Dec 12, 2004 17:26
I knew that it was going to fall through...
My brother said that he would let me move in with him as he got an apartment in Tempe, but now that looks like it wont happen. He told me three months ago about the whole thing, how I could jump onboard as a likely canidate, and in turn be able to make it to art college. Well, he called me, but I was too late. I tried to geta job in time, but I was a little late. This just doesnt mean a simple failure, no--this means another year on the edge of the known world...in Goodyear, where I cant seem to spread my wings and fly away from here. I have to come home to the same awful place for another year, it sucks badly.
Living there would mean independance from my parents, and another step foward in my life. Id make it to college, and Id be able to persue a career in artistry or graphic design. Things change...things get better, but the playing field still remains the same. It still...remains the same, and I cant seem to change that...Another year, of being confined to parents rules...another year, of looking at the horizon as the sun steadily sets without a cloud, and still....I will remain here, against all that I want or need.
Well, I suppose that there are some things that I can say that are good out of this. The first would be more time to grow...ya know--settle into my place here, and learn how to be comfortable, and possibly--overcome. The next would be learning from it. I have most of what I needed this year (car, permit, almost a job), now, with these, I'll move foward with them. It wont be all of that bad as last year, things have changed--I wont be inside all day--Ill be out and about, with this job...ill have a life. Heh...

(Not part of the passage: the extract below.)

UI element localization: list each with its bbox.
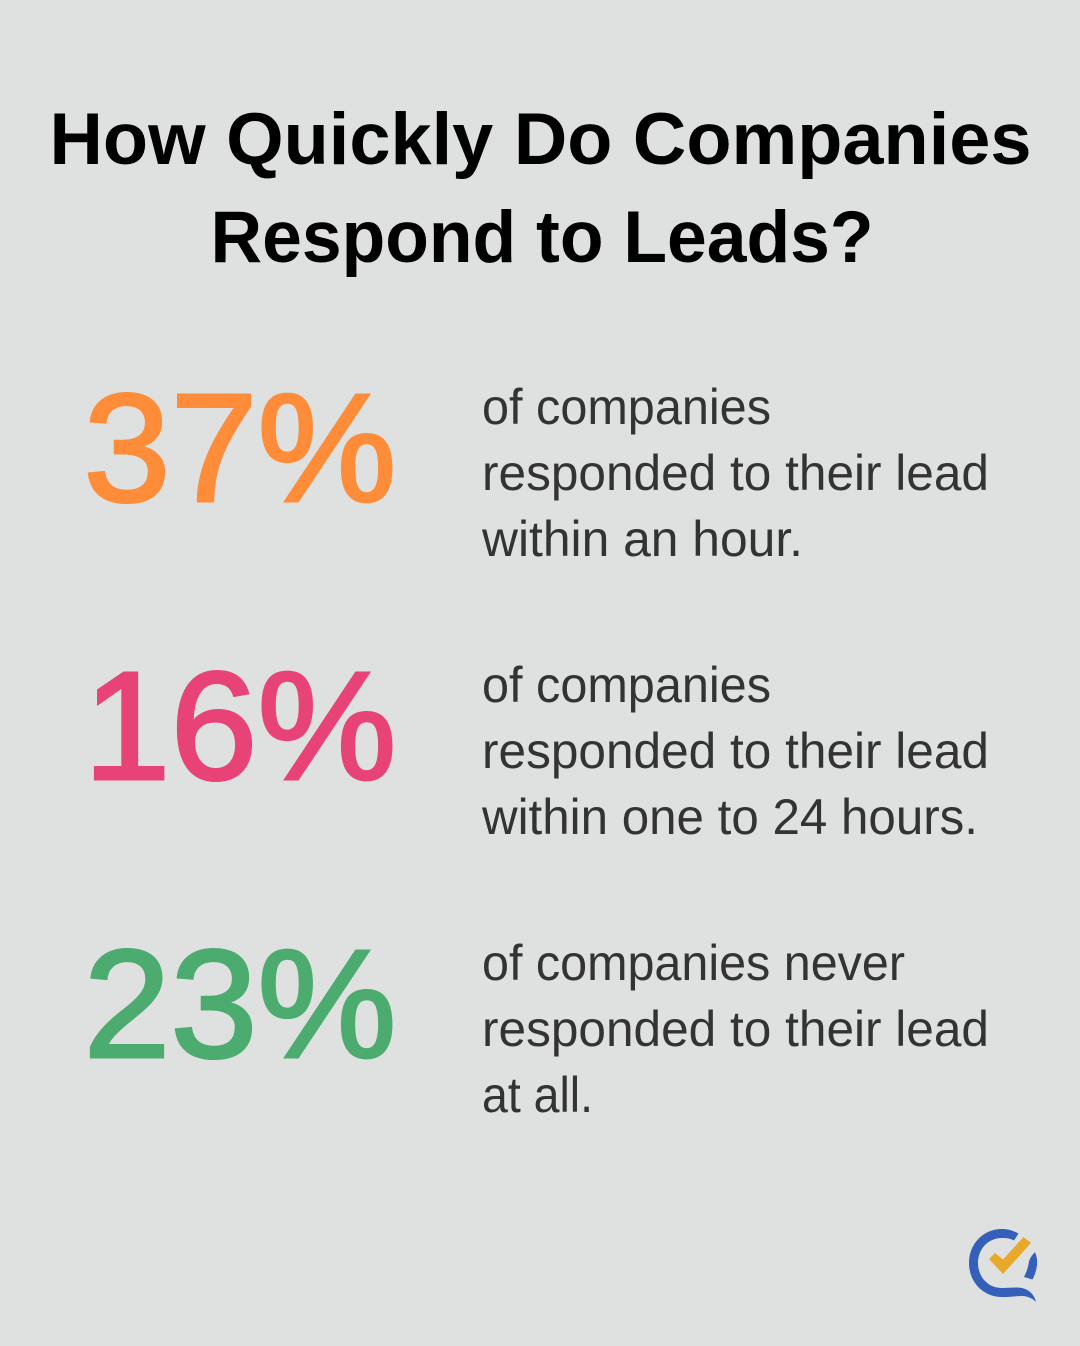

Im writing a story right now! Yes, the people that have known me know that im more of an artist, and less of a writer...But ive been trying to hone my craft of writ, even though its been a little difficult. The first one I worte was easy, it started as something on a whim, and it escaped from there. I titled it "A Nightmare Without Borders." It was easy...probably because the main character is of me at about 4 years from now. It was good to write...I had alot of things to get out on it, but it has to be edited before I can let anyone read it.
My newest story is of my vampire Noah. I guess its hard because Im not putting feeling into the character, so therefore he has no dimention.Its hard...and I cant rush it, or else it will become unstable and fall through. I must be more detailed...Hopefully his story will be posted on deviant art by January of 2005. Wish me luck.